With two hours of talk/discussion looming in front of me, I tried to be brave. I tried sitting up really straight, I tried leaning back in my chair, but I couldn't get comfortable. I started to sweat. I was really cold. I left the room and threw up. I came back in and tried to pretend I was fine--believe and it will be so, I thought. Finally the talk ended. I stumbled back towards my building. It was going on five hours since I had taken these meds and I was feeling worse and worse. I didn't have a headache, though.

It was late, but I thought I'd go up into my department and see if any of my colleagues were going home soon. One, who lives by me was in her office. As soon as I opened my mouth to talk to her I started to cry, and with a wavering voice I told her I didn't feel so well. She pointed out that my pupils were the size of pinpricks, had me sit down and started talking to me about what I'd taken. Turns out it's not such a mild narcotic, and that she'd had a similar reaction to it. She wasn't leaving, but she helped me corral another colleague, who's one of my favorite people in the department, into driving me home, which she did, generously driving me in my own car and then having her girlfriend pick her up at my house. The minute she left I started throwing up, and I didn't stop for hours. The next day I felt like I had been in a fight.

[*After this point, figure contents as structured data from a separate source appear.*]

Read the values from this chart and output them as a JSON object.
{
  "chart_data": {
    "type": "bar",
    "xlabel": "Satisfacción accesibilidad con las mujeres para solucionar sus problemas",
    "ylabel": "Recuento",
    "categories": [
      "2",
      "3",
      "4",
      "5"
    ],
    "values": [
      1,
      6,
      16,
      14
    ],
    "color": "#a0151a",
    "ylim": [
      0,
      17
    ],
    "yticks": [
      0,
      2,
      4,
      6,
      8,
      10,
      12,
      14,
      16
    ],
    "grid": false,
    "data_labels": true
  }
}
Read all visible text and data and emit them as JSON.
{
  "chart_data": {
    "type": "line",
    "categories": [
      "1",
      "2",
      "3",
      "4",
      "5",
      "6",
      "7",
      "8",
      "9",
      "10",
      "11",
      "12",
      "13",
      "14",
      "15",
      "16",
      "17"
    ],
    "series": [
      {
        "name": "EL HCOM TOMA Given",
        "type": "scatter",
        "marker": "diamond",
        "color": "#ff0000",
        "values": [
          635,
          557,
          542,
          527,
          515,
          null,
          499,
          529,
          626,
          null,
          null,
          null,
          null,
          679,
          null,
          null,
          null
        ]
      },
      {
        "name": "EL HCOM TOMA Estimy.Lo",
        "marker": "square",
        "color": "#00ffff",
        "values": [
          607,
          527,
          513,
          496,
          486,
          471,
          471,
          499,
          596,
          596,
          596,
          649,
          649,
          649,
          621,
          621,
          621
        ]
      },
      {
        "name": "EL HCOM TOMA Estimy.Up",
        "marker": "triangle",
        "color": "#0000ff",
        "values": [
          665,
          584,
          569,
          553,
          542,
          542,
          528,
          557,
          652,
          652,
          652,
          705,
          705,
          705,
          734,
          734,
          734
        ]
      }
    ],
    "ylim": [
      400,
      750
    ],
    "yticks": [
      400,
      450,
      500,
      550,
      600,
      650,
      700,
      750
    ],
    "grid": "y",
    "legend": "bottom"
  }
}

Last week I started going to an acupuncturist/chiropractor. As soon as he cracked my neck, I actually felt a little better. After a half hour of acupuncture, with these cool vibrating patches on the back of my neck, I felt much, much better. Really. I still have the headache about half the time, but half the time I don't. This past week, for the first time this year, I actually felt happy. I was even able to write--real writing, the kind where you go deep, deep inside your head and stay there for hours. So I'll keep up with the acupuncture/chiropracty and see if I keep feeling better. If not, I think I might have to go to the neurologist after all. Who knows, maybe they'll say it's a sinus infection and give me an antibiotic.